The Fed is doing everything it can to keep the economy alive during the shutdown of the coronavirus


As the United States sinks into a coronavirus recession, the Federal Reserve uses its almost unlimited power to generate money to cushion the fall.

“The Fed is doing everything it can to keep the financial markets functioning and credit to households and businesses,” former Fed Chair Janet Yellen said at a forum hosted by the Brookings Institution .

Since mid-March, the Fed has purchased more than $ 1.2 trillion in treasury bills and mortgage-backed securities, and the central bank has made it clear that it will continue to buy as much as necessary to prevent credit markets to hang.

With the help of the Treasury Department, the Fed is also entering non-traditional markets. He will now lend money directly to businesses. And he’s preparing to roll out a Main Street program to help finance small businesses.
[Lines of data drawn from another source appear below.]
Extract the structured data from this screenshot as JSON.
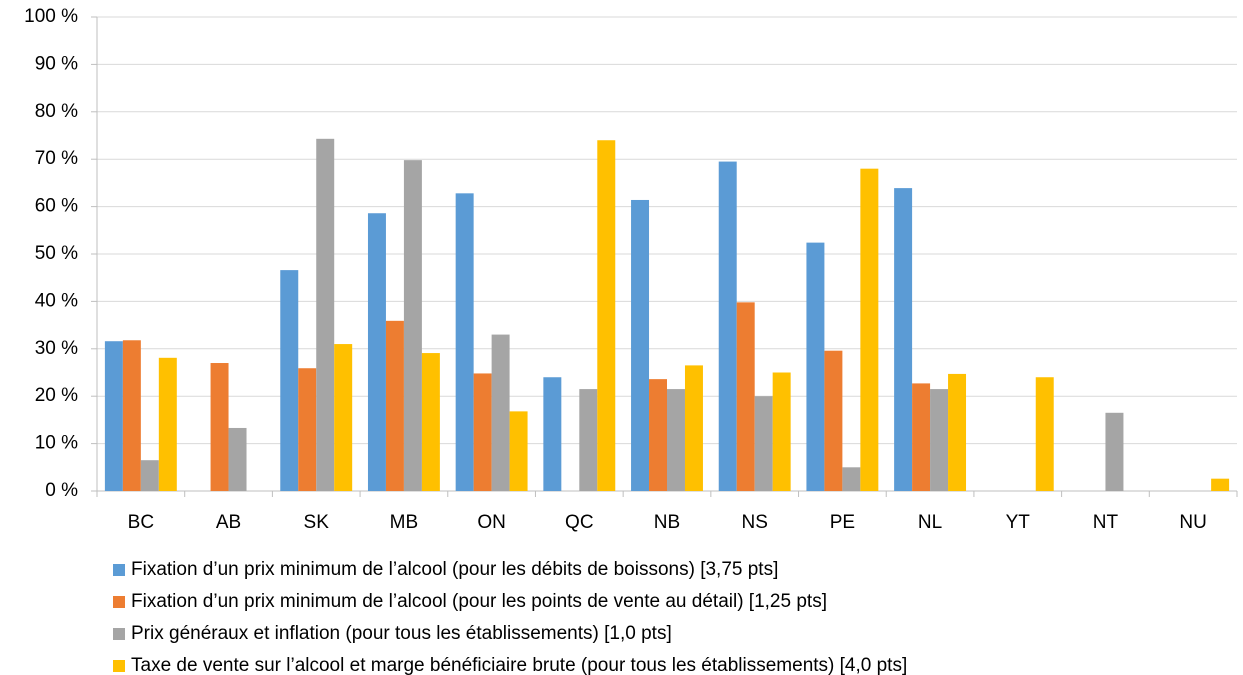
{
  "chart_data": {
    "type": "bar",
    "categories": [
      "BC",
      "AB",
      "SK",
      "MB",
      "ON",
      "QC",
      "NB",
      "NS",
      "PE",
      "NL",
      "YT",
      "NT",
      "NU"
    ],
    "series": [
      {
        "name": "Fixation d’un prix minimum de l’alcool (pour les débits de boissons) [3,75 pts]",
        "color": "#5b9bd5",
        "values": [
          31.6,
          0,
          46.6,
          58.6,
          62.8,
          24,
          61.4,
          69.5,
          52.4,
          63.9,
          0,
          0,
          0
        ]
      },
      {
        "name": "Fixation d’un prix minimum de l’alcool (pour les points de vente au détail) [1,25 pts]",
        "color": "#ed7d31",
        "values": [
          31.8,
          27,
          25.9,
          35.9,
          24.8,
          0,
          23.6,
          39.8,
          29.6,
          22.7,
          0,
          0,
          0
        ]
      },
      {
        "name": "Prix généraux et inflation (pour tous les établissements) [1,0 pts]",
        "color": "#a5a5a5",
        "values": [
          6.5,
          13.3,
          74.3,
          69.8,
          33,
          21.5,
          21.5,
          20,
          5,
          21.5,
          0,
          16.5,
          0
        ]
      },
      {
        "name": "Taxe de vente sur l’alcool et marge bénéficiaire brute (pour tous les établissements) [4,0 pts]",
        "color": "#ffc000",
        "values": [
          28.1,
          0,
          31,
          29.1,
          16.8,
          74,
          26.5,
          25,
          68,
          24.7,
          24,
          0,
          2.6
        ]
      }
    ],
    "ylim": [
      0,
      100
    ],
    "yticks": [
      {
        "value": 0,
        "label": "0 %"
      },
      {
        "value": 10,
        "label": "10 %"
      },
      {
        "value": 20,
        "label": "20 %"
      },
      {
        "value": 30,
        "label": "30 %"
      },
      {
        "value": 40,
        "label": "40 %"
      },
      {
        "value": 50,
        "label": "50 %"
      },
      {
        "value": 60,
        "label": "60 %"
      },
      {
        "value": 70,
        "label": "70 %"
      },
      {
        "value": 80,
        "label": "80 %"
      },
      {
        "value": 90,
        "label": "90 %"
      },
      {
        "value": 100,
        "label": "100 %"
      }
    ],
    "grid": true
  }
}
“The Federal Reserve is doing everything it can to contain a health crisis that does not turn into an economic or financial crisis,” said Greg McBride, chief financial analyst at “The # 1 challenge for the Fed is to make the plumbing of the financial markets work properly. “

The actions of the Fed made a difference, keeping the financial pipes from getting clogged, although credit was even more difficult to find than before the crisis. The challenge now is whether the central bank can reach out to mainstream businesses whose customers have suddenly disappeared.
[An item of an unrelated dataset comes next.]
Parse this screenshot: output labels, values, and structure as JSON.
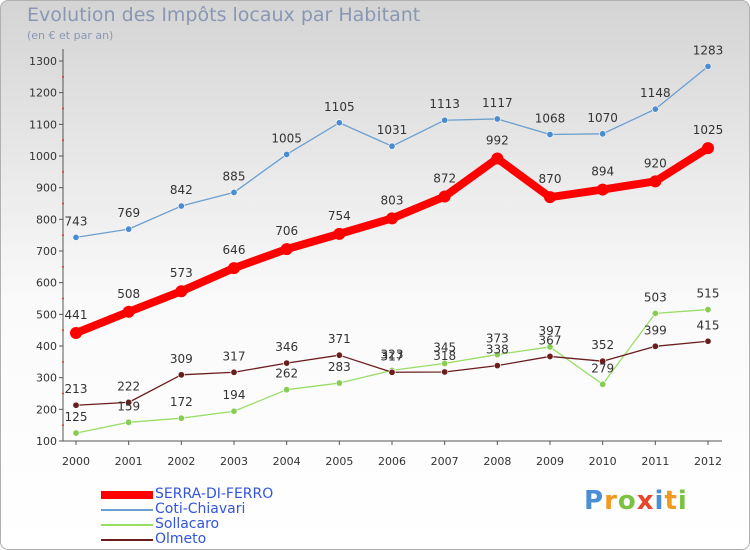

The $ 2 trillion relief bill passed by Congress to combat the fallout from the coronavirus includes $ 454 billion to support the Fed’s lending programs. This should allow the central bank to inject up to $ 4 trillion into the economy. It’s more than the Fed spent on its bond buying program in the six years after the financial crisis.

Although the central bank has already used up some of its firepower by lowering interest rates to almost zero, Fed President Jerome Powell insists that he and his colleagues still have powerful weapons at their disposal.

“With regard to these loans, we will not run out of ammunition,” Powell told NBC. Today to show. “Where credit does not flow, we have the capacity in this unique circumstance to step in and provide these loans. “

This is important at a time when countless businesses are closing and millions of workers are losing their jobs. Goldman Sachs forecasts that the US economy will shrink at an annual rate of 34% over the next three months, thanks to a deliberate effort to slow the spread of the virus.

“This is a situation in which people are asked to withdraw from economic activity,” said Powell. “Close their businesses, stay home from work. “

By shoveling money out the door, the Fed hopes to keep the economy on air long enough to survive the pandemic.

“In principle, if we control the viral threat quickly enough, economic activity can resume,” Powell told NBC.

The Fed has moved much faster in recent weeks than it did during the financial crisis a dozen years ago.

“It’s a little crazy to see how much they’ve done almost as much this week as they did in several months in 2008,” said Michael Feroli, chief economist at JPMorgan, during a week in which the Fed unveiled several new lending programs. “Now they have the advantage of being able to just dust off Bernanke’s playbook. “

Some of the Fed’s new lending efforts are being recycled from those that then President Ben Bernanke and his colleagues put in place during the financial crisis. But the Main Street program currently on the drawing board would push the central bank into new territory – making money available to midsize businesses to keep them afloat during the coronavirus shutdown.

“The more the economy goes down, the bigger the hangover and the harder it will be for the economy to rebound,” said McBride.

“What the Fed is trying to do is provide as much liquidity and demand capital in the markets so that businesses can continue to operate, banks can continue to lend and consumers can still have access to credit” , he added.